Another modification of sensory setae is supposed to be associated with the sense of smell. In nearly all Crustacea the antennules and often also the antennae bear groups of hair-like filaments in which the chitinous cuticle is extremely delicate and which do not taper to a point but end bluntly. These are known as olfactory filaments or aesthetascs. They are very often more strongly developed in the male sex, and are supposed to guide the males in pursuit of the females.

_Glands._--In addition to the digestive and excretory glands already mentioned, various glandular structures occur in the different groups of Crustacea. The most important of these belong to the category of dermal glands, and may be scattered over the surface of the body and limbs, or grouped at certain points for the discharge of special functions. Such glands occurring on the upper and lower lips or on the walls of the oesophagus have been regarded as salivary. In some Amphipoda the secretion of glands on the body and limbs is used in the construction of tubular cases in which the animals live. In some freshwater Copepoda the secretion of the dermal glands forms a gelatinous envelope, by means of which the animals are able to survive desiccation. In certain Copepoda and Ostracoda glands of the same type produce a phosphorescent substance, and others, in certain Amphipoda and Branchiura, are believed to have a poisonous function. Possibly related to the same group of structures are the greatly-developed cement-glands of the Cirripedia, which serve to attach the animals to their support.
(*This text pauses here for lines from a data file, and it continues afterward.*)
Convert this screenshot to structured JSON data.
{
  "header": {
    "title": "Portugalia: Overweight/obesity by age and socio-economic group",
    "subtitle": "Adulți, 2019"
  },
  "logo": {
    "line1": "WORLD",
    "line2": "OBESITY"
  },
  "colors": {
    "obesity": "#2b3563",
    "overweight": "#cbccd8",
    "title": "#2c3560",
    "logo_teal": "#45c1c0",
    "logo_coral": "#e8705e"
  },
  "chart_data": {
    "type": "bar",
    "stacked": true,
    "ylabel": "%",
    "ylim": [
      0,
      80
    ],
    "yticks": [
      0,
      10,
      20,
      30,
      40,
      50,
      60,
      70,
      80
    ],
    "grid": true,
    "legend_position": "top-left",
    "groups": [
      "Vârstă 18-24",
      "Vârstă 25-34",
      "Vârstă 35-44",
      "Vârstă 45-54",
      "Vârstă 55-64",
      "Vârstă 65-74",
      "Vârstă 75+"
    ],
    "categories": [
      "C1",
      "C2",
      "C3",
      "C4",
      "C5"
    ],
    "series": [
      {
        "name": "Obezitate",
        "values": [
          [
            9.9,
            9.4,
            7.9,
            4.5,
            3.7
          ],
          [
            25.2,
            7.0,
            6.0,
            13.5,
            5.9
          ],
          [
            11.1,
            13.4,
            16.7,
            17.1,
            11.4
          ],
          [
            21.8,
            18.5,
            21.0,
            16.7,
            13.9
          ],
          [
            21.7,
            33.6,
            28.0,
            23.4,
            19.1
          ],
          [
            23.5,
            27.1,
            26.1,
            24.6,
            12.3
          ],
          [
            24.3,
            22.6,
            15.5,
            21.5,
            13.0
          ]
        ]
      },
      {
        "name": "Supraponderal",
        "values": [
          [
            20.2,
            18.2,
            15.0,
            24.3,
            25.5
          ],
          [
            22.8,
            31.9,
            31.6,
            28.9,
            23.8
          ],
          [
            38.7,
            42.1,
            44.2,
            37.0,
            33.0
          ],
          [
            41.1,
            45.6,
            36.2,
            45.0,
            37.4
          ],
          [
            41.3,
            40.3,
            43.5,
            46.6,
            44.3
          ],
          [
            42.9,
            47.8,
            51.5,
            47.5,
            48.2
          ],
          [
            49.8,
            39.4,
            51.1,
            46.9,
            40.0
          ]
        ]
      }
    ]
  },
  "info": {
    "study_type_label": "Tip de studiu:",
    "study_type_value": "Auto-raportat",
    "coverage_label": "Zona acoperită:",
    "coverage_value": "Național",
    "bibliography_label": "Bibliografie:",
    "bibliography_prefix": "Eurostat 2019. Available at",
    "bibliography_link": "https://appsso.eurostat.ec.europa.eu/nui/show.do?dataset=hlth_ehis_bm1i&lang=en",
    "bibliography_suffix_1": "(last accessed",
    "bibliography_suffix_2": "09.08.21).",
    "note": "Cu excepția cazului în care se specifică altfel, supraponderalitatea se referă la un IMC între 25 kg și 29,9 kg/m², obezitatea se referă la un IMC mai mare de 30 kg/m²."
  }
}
_Phosphorescent Organs._--Many Crustacea belonging to very different groups (Ostracoda, Copepoda, Schizopoda, Decapoda) possess the power of emitting light. In the Ostracoda and Copepoda the phosphorescence, as already mentioned, is due to glands which produce a luminous secretion, and this is the case also in certain members of the Schizopoda and Decapoda. In other cases in the last two groups, however, the light-producing organs found on the body and limbs have a complex and remarkable structure, and were formerly described as accessory eyes. Each consists of a globular capsule pierced at one or two points for the entrance of nerves which end in a central cup-shaped "striated body." This body appears to be the source of light, and has behind it a reflector formed of concentric lamellae, while, in front, in some cases, there is a refracting lens. The whole organ can be rotated by special muscles. Organs of this type are best known in the _Euphausiidae_ among the Schizopoda, but a modified form is found in some of the lower Decapods.